Published
I was in a touchy situation recently, and took on a patient who was in vtach to my eye with diaphoresis and sob. The docs chose to wait for labs before treating the heart rhythm, and with one thing and another there were no new orders until 2h later when the IM consult arrived. (Yes I advocated for my patient, I am the loud mouth of my unit, but I was unsuccessful).
I've never heard of a wide complex tachycardia being anything but vtach, but I was told it is aberrant conduction, not ventricular. Should it not be treated as a vtach, if s/he is symptomatic?
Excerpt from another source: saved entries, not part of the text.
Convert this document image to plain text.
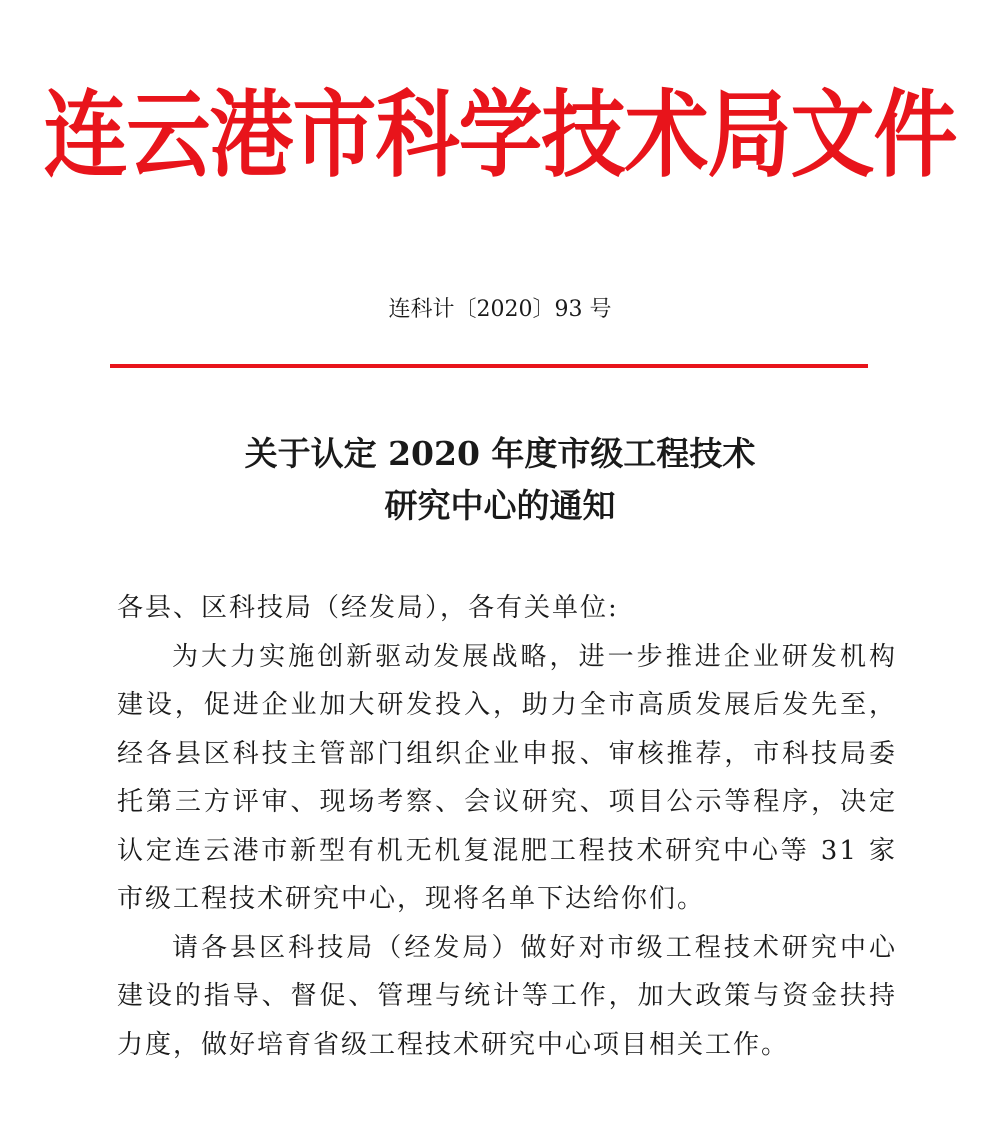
连云港市科学技术局文件
连科计〔2020〕93 号
关于认定 2020 年度市级工程技术
研究中心的通知

各县、区科技局（经发局），各有关单位:

为大力实施创新驱动发展战略，进一步推进企业研发机构建设，促进企业加大研发投入，助力全市高质发展后发先至，经各县区科技主管部门组织企业申报、审核推荐，市科技局委托第三方评审、现场考察、会议研究、项目公示等程序，决定认定连云港市新型有机无机复混肥工程技术研究中心等 31 家市级工程技术研究中心，现将名单下达给你们。

请各县区科技局（经发局）做好对市级工程技术研究中心建设的指导、督促、管理与统计等工作，加大政策与资金扶持力度，做好培育省级工程技术研究中心项目相关工作。
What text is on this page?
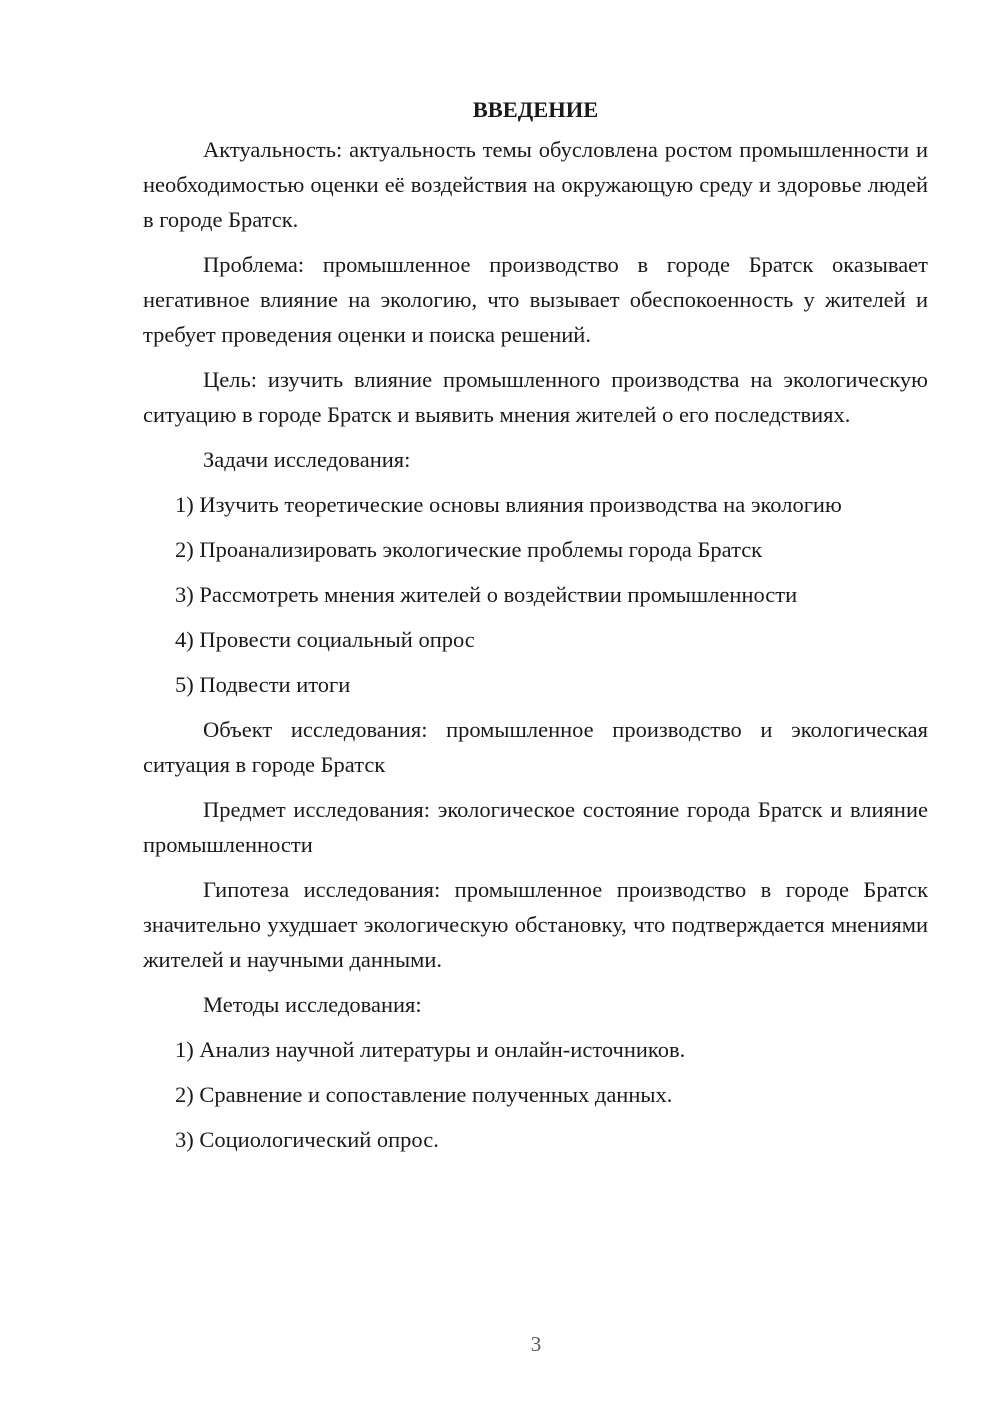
ВВЕДЕНИЕ

Актуальность: актуальность темы обусловлена ростом промышленности и необходимостью оценки её воздействия на окружающую среду и здоровье людей в городе Братск.

Проблема: промышленное производство в городе Братск оказывает негативное влияние на экологию, что вызывает обеспокоенность у жителей и требует проведения оценки и поиска решений.

Цель: изучить влияние промышленного производства на экологическую ситуацию в городе Братск и выявить мнения жителей о его последствиях.

Задачи исследования:
1) Изучить теоретические основы влияния производства на экологию
2) Проанализировать экологические проблемы города Братск
3) Рассмотреть мнения жителей о воздействии промышленности
4) Провести социальный опрос
5) Подвести итоги

Объект исследования: промышленное производство и экологическая ситуация в городе Братск

Предмет исследования: экологическое состояние города Братск и влияние промышленности

Гипотеза исследования: промышленное производство в городе Братск значительно ухудшает экологическую обстановку, что подтверждается мнениями жителей и научными данными.

Методы исследования:
1) Анализ научной литературы и онлайн-источников.
2) Сравнение и сопоставление полученных данных.
3) Социологический опрос.
3
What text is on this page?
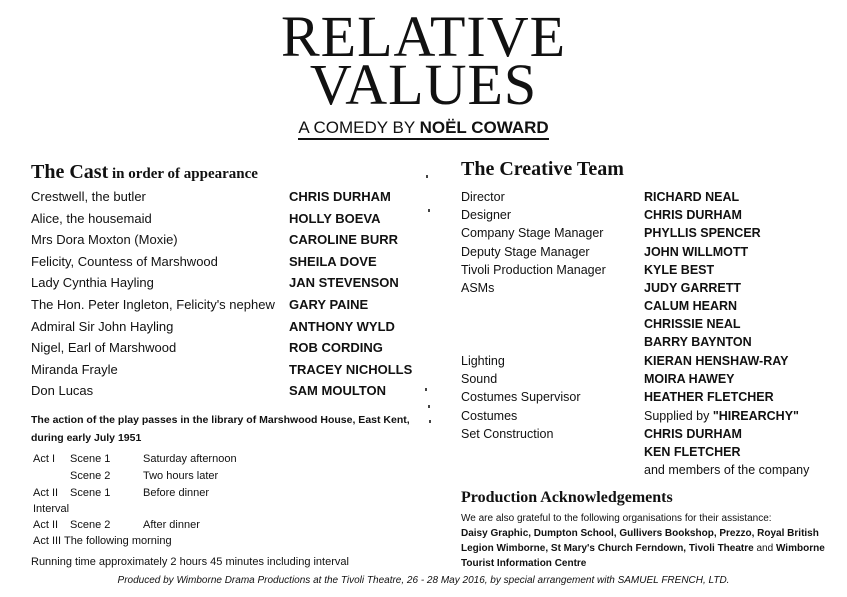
RELATIVE
VALUES
A COMEDY BY NOËL COWARD
The Cast in order of appearance
Crestwell, the butler	CHRIS DURHAM
Alice, the housemaid	HOLLY BOEVA
Mrs Dora Moxton (Moxie)	CAROLINE BURR
Felicity, Countess of Marshwood	SHEILA DOVE
Lady Cynthia Hayling	JAN STEVENSON
The Hon. Peter Ingleton, Felicity's nephew GARY PAINE
Admiral Sir John Hayling	ANTHONY WYLD
Nigel, Earl of Marshwood	ROB CORDING
Miranda Frayle	TRACEY NICHOLLS
Don Lucas	SAM MOULTON
The action of the play passes in the library of Marshwood House, East Kent, during early July 1951
Act I Scene 1	Saturday afternoon
Scene 2	Two hours later
Act II Scene 1	Before dinner
Interval
Act II Scene 2	After dinner
Act III The following morning
Running time approximately 2 hours 45 minutes including interval
The Creative Team
Director	RICHARD NEAL
Designer	CHRIS DURHAM
Company Stage Manager	PHYLLIS SPENCER
Deputy Stage Manager	JOHN WILLMOTT
Tivoli Production Manager	KYLE BEST
ASMs	JUDY GARRETT
CALUM HEARN
CHRISSIE NEAL
BARRY BAYNTON
Lighting	KIERAN HENSHAW-RAY
Sound	MOIRA HAWEY
Costumes Supervisor	HEATHER FLETCHER
Costumes	Supplied by "HIREARCHY"
Set Construction	CHRIS DURHAM
KEN FLETCHER
and members of the company
Production Acknowledgements
We are also grateful to the following organisations for their assistance:
Daisy Graphic, Dumpton School, Gullivers Bookshop, Prezzo, Royal British Legion Wimborne, St Mary's Church Ferndown, Tivoli Theatre and Wimborne Tourist Information Centre
Produced by Wimborne Drama Productions at the Tivoli Theatre, 26 - 28 May 2016, by special arrangement with SAMUEL FRENCH, LTD.
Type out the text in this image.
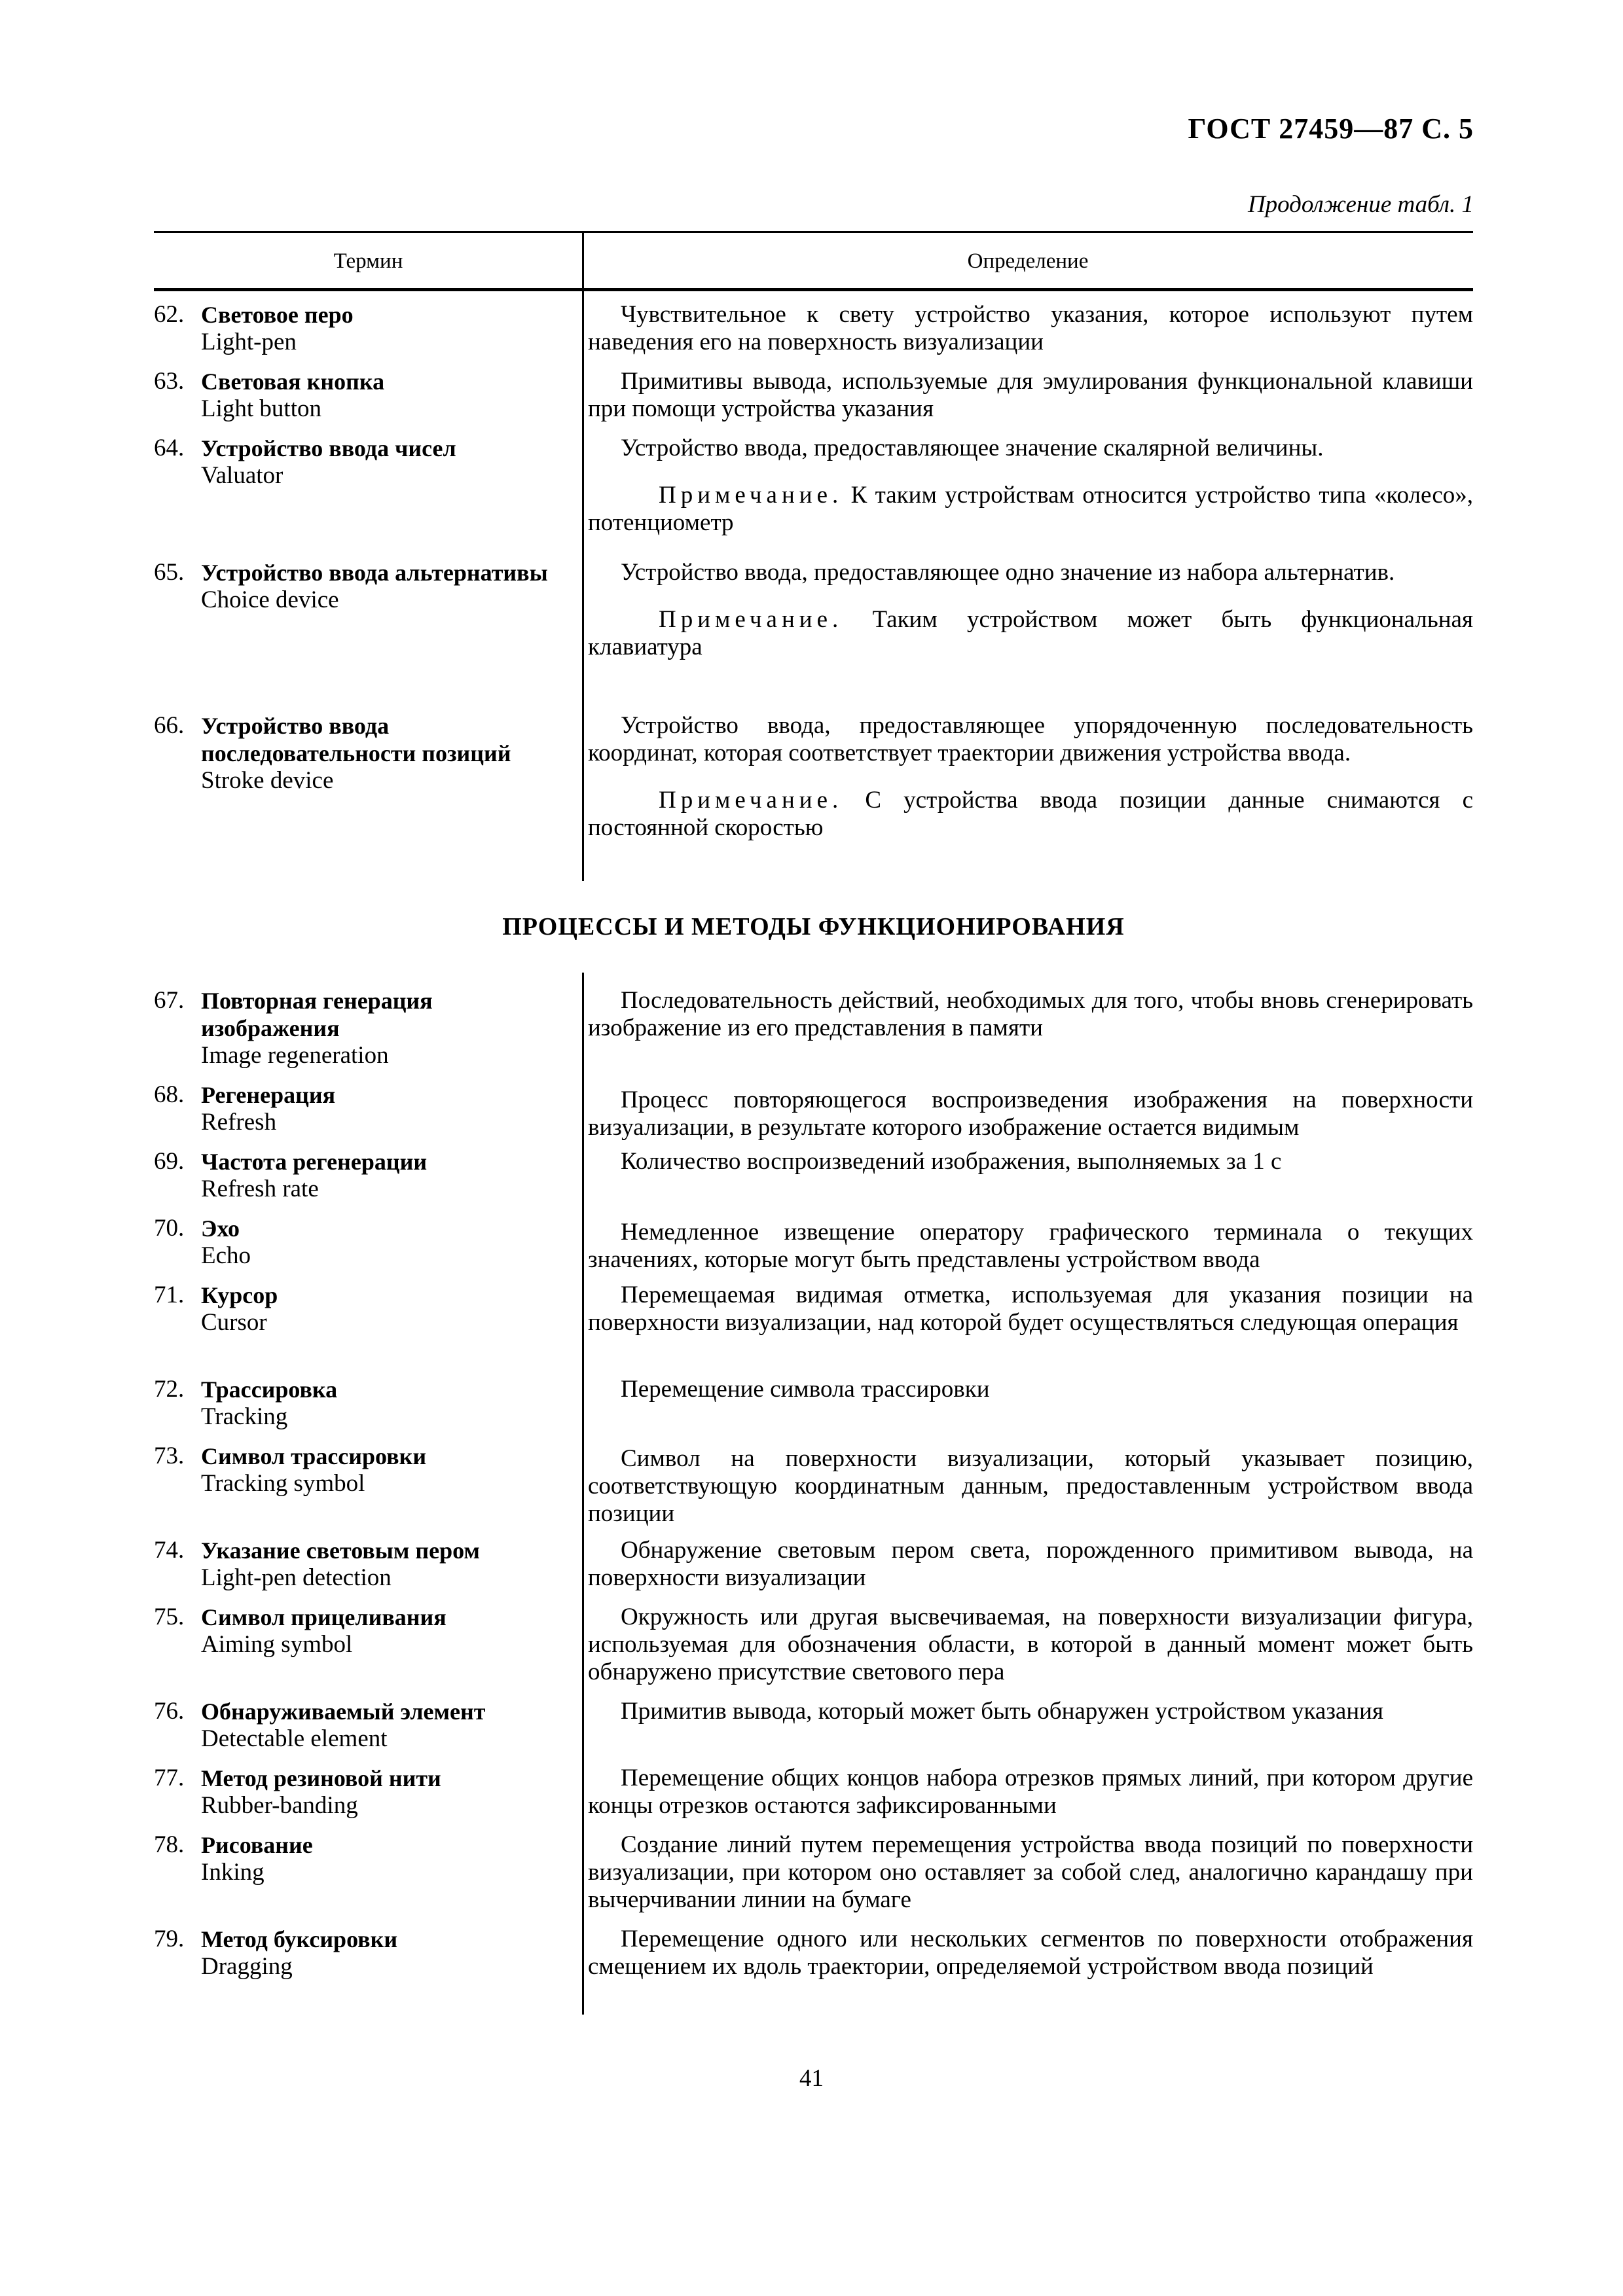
ГОСТ 27459—87 С. 5
Продолжение табл. 1
Термин	Определение
62. Световое перо
Light-pen

Чувствительное к свету устройство указания, которое используют путем наведения его на поверхность визуализации

63. Световая кнопка
Light button

Примитивы вывода, используемые для эмулирования функциональной клавиши при помощи устройства указания

64. Устройство ввода чисел
Valuator

Устройство ввода, предоставляющее значение скалярной величины.

Примечание. К таким устройствам относится устройство типа «колесо», потенциометр

65. Устройство ввода альтернативы
Choice device

Устройство ввода, предоставляющее одно значение из набора альтернатив.

Примечание. Таким устройством может быть функциональная клавиатура

66. Устройство ввода последовательности позиций
Stroke device

Устройство ввода, предоставляющее упорядоченную последовательность координат, которая соответствует траектории движения устройства ввода.

Примечание. С устройства ввода позиции данные снимаются с постоянной скоростью

ПРОЦЕССЫ И МЕТОДЫ ФУНКЦИОНИРОВАНИЯ
67. Повторная генерация изображения
Image regeneration

Последовательность действий, необходимых для того, чтобы вновь сгенерировать изображение из его представления в памяти

68. Регенерация
Refresh

Процесс повторяющегося воспроизведения изображения на поверхности визуализации, в результате которого изображение остается видимым

69. Частота регенерации
Refresh rate

Количество воспроизведений изображения, выполняемых за 1 с

70. Эхо
Echo

Немедленное извещение оператору графического терминала о текущих значениях, которые могут быть представлены устройством ввода

71. Курсор
Cursor

Перемещаемая видимая отметка, используемая для указания позиции на поверхности визуализации, над которой будет осуществляться следующая операция

72. Трассировка
Tracking

Перемещение символа трассировки

73. Символ трассировки
Tracking symbol

Символ на поверхности визуализации, который указывает позицию, соответствующую координатным данным, предоставленным устройством ввода позиции

74. Указание световым пером
Light-pen detection

Обнаружение световым пером света, порожденного примитивом вывода, на поверхности визуализации

75. Символ прицеливания
Aiming symbol

Окружность или другая высвечиваемая, на поверхности визуализации фигура, используемая для обозначения области, в которой в данный момент может быть обнаружено присутствие светового пера

76. Обнаруживаемый элемент
Detectable element

Примитив вывода, который может быть обнаружен устройством указания

77. Метод резиновой нити
Rubber-banding

Перемещение общих концов набора отрезков прямых линий, при котором другие концы отрезков остаются зафиксированными

78. Рисование
Inking

Создание линий путем перемещения устройства ввода позиций по поверхности визуализации, при котором оно оставляет за собой след, аналогично карандашу при вычерчивании линии на бумаге

79. Метод буксировки
Dragging

Перемещение одного или нескольких сегментов по поверхности отображения смещением их вдоль траектории, определяемой устройством ввода позиций

41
We were needing 100%o2 to keep sats above 90%. I'll enclose the IM comment on the rhythm. The patient converted to an afib at about 2200.
"ECG at 1945 queries limb lead reversal. The rhythm suggests atrial
fibrillation with a rate of 150 beats per minute. There is aberrant
conduction with QRS increased at 146 milliseconds with a large voltage in the
precordial leads. Repeat tracing at 2215 showed atrial fibrillation at 139
beats per minute with a QRS narrowed to 106 milliseconds. There is evidence
of a prior anterolateral infarct. Corrected QT interval is now within normal
limits."
I'm looking to educate myself on this, so if anyone can point me to reading material, that would be great.
canoehead, BSN, RN
6,909 Posts
tegridy, He needed it to maintain his sats. bt with a sustained hr >150 I would give it to him just to decrease the workload.